A direita nunca teve
a obrigação política de sustentar o governo, por mais que se fizessem (e façam)
concessões ideologicamente vergonhosas a setores como o agronegócio e a bancada
evangélica. A esquerda se sente traída, quanto mais essas concessões (sempre em
nome da governabilidade) aumentam. Os problemas que jamais cairiam na conta do
governo federal, sob Lula, caem fácil no colo de Dilma – mesmo que ela tenha
pouco ou nada a ver com isso. Porque Lula era “nós” para a maioria dos
eleitores; Dilma começa a se tornar “eles” numa escala irreversível.
Quanto às bondades,
não só elas não fazem muito sentido e não convencem, como às vezes funcionam ao
contrário. Vejamos por exemplo a presença do candidato do PT ao governo de São
Paulo, Alexandre Padilha, na Parada Gay, no domingo (ontem). Ora, é o mesmo
Padilha dirigiu o Ministério da
Saúde que vetou campanhas de prevenção a DSTs, por pressão religiosa.
E, como
explicou meu amigo Todd Tomorrow, “não fez o suficiente também pra influenciar
em momentos chave por um Plano Nacional de Educação inclusivo. Só deu na cabeça
dos LGBTs”. Mas agora o governo, além de dar dinheiro para as paradas, anunciou
as mesmas campanhas que tinha vetado. Tarde demais. Padilha é inimigo. A
direita também acha. Padilha é inimigo... de todo mundo. Parece que até Lula já
está errando na indicação de candidatos viáveis.
Para sorte do
PT, o seu inimigo “natural”, o PSDB, não parece ir muito melhor nos truques. A
última dos gênios estratégicos do partido é a tentativa de costurar uma vice
presidência para Serra. Isso atende só aos interesses intestinos do PSDB:
conciliaria, desta vez, as correntes internas, tão acostumadas a puxar o tapete
umas das outras.
Mas não parece
considerar o estupendo grau de rejeição nacional do “undead” Serra, o
morto-vivo que não permite que o filme acabe sem ressurgir mais uma vez com sua
obsessão pela Presidência (aliás Aécio que se cuide contra acidentes, na
eventualidade de ser eleito). E faz o roteiro se parecer com um misto de trama
de máfia e história de terror.
E assim,
correndo por fora, Eduardo Campos se cacifa mais e mais para lá na frente converter
a rejeição dos outros em votos para si. Sua vice indicada, Marina Silva,
cometeu um erro gravíssimo no ano passado, que impede que ela hoje esteja com
um partido registrado e candidatura própria. Bastaria, na “janela política”

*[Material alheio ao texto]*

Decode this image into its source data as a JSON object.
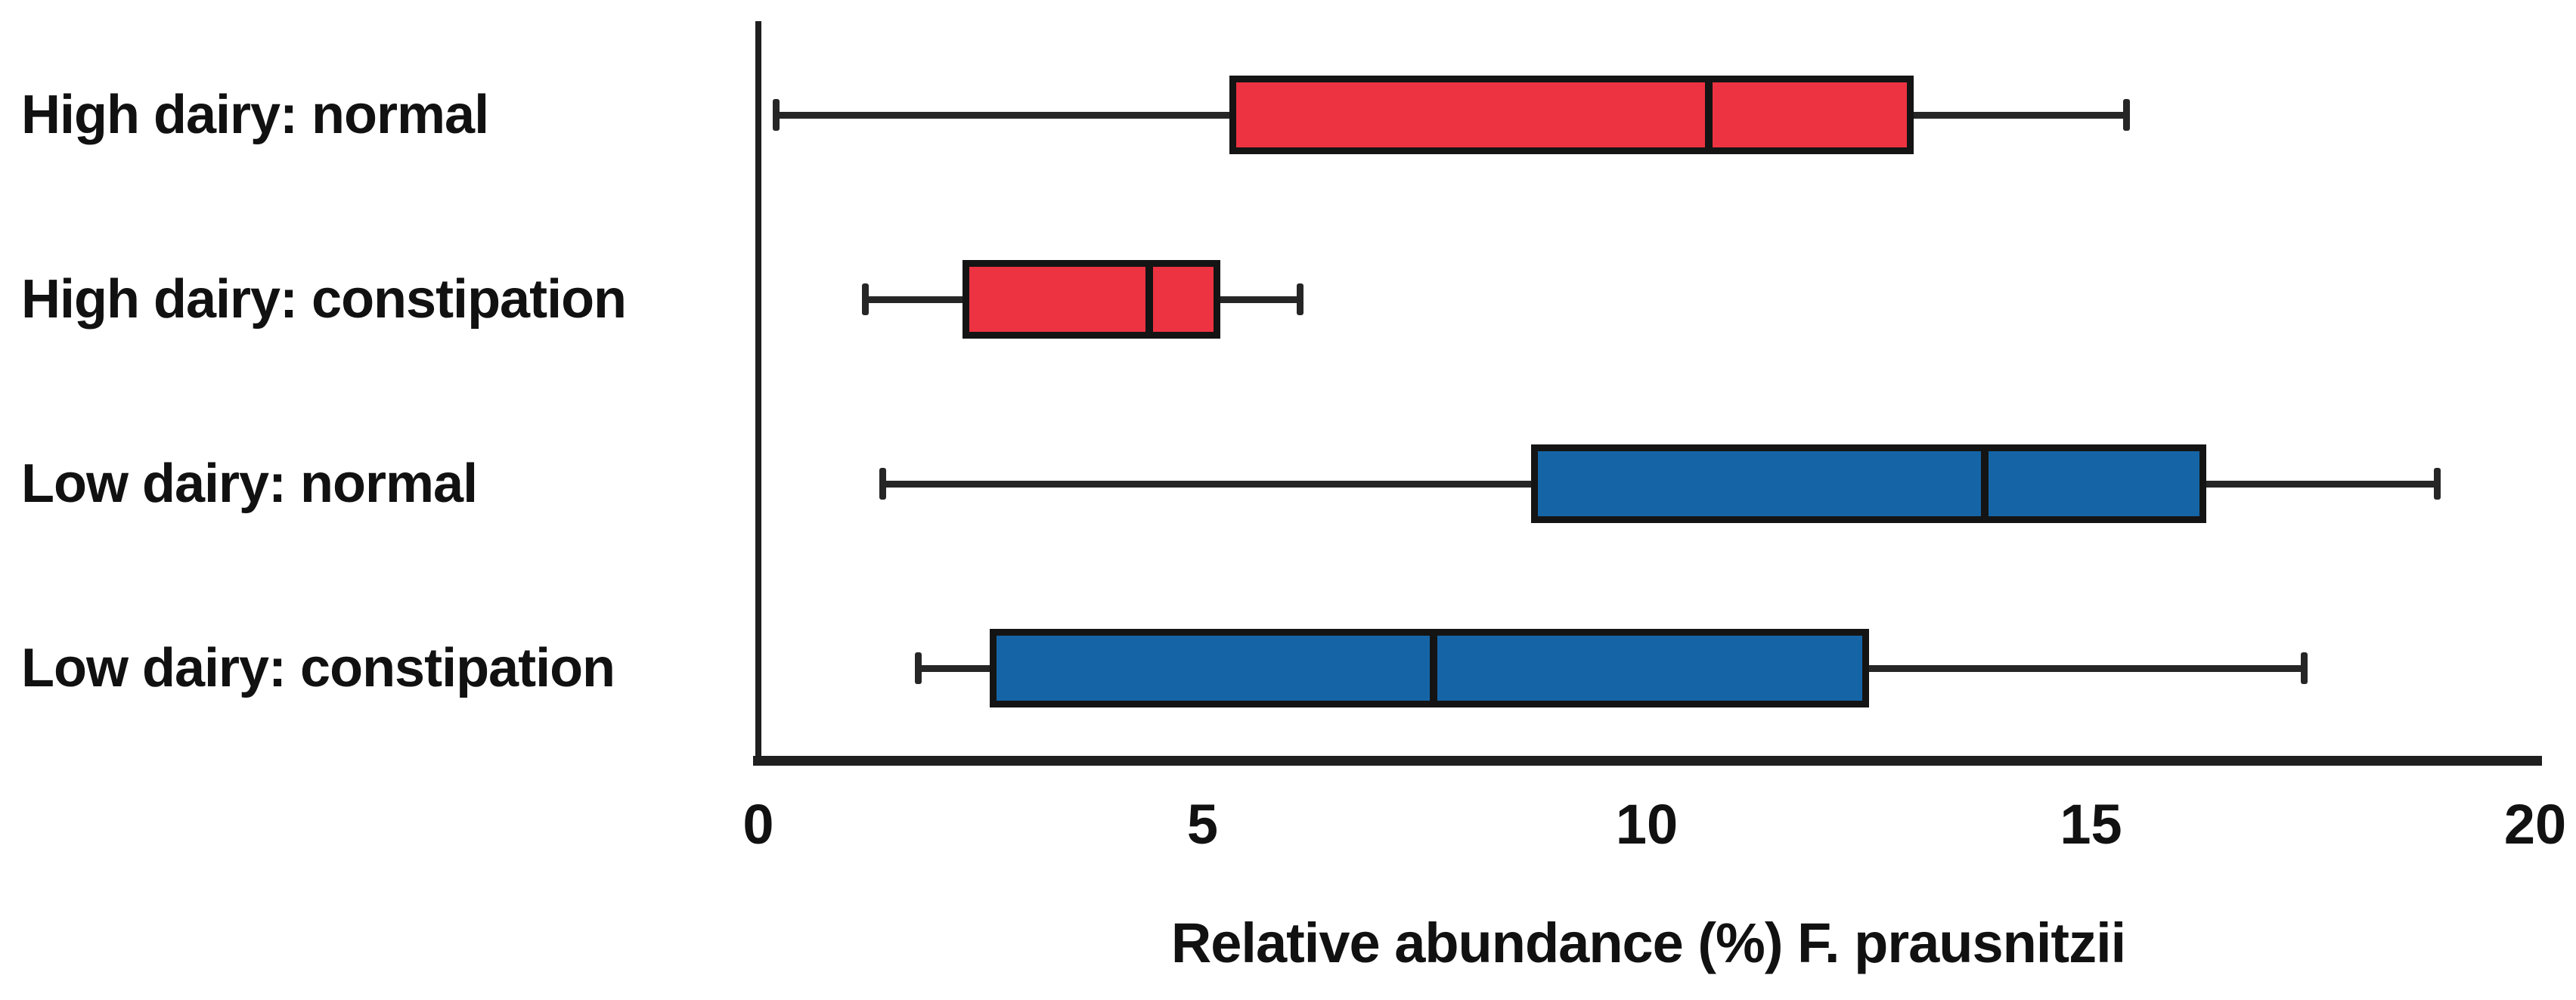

entre a luta contra Feliciano na Comissão de Direitos Humanos da Câmara Federal
e as jornadas de junho, Marina ter chamado uma coletiva para se colocar em
defesa do estado laico e (um pouquinho que fosse) pelas liberdades individuais.
Sequestraria
para si o noticiário durante um bom tempo, e impulsionaria a campanha de
assinaturas pelo registro do partido. Teria sido fácil, sendo a única presença
política positiva naquele período de crise de credibilidade. Marina preferiu,
quando resolveu falar (com atraso), defender Feliciano de um certo preconceito
contra os evangélicos. O estrago estava feito: Marina era antipática, como
Dilma, à esquerda e à direita.
Mas o tranco
político parece ter feito com que Marina pensasse com mais clareza, e
resolvesse influenciar diretamente o resultado das eleições, aliando-se, de
surpresa, a Campos. Dessa vez sim Marina bombardeou o noticiário com uma
novidade. Na candidatura a vice, a rejeição à própria Marina pode ser pilotada
sob menos pressão, para uma boa transferência de votos. E vem demonstrando que
sua leitura afinal estava certa: é para Eduardo Campos que essa avenida
eleitoral começa a se abrir.
Num movimento
absolutamente inusitado, Campos decidiu na semana passada fazer a campanha sem
marqueteiro. Chega a ser espantoso, para um candidato central e num momento
promissor. Pensei até que poderia ser um factóide (notícia irrelevante, usada
para chamar a atenção), e que haveria sim um marqueteiro disfarçado. Mas até
agora nem gerou muito comentário.
Pode ser mesmo
uma escolha pela política, e contra a atitude de campanha baseada na
publicidade despolitizada que domina nossos candidatos há um bom tempo, e gera
essa sensação de falsidade e esquizofrenia. Uma escolha sintomaticamente boa, e
uma demonstração de segurança. Às custas de Dilma – que afinal fez um governo
muito menos “fêmeo” (no sentido da boa intuição) que o barbudo Lula.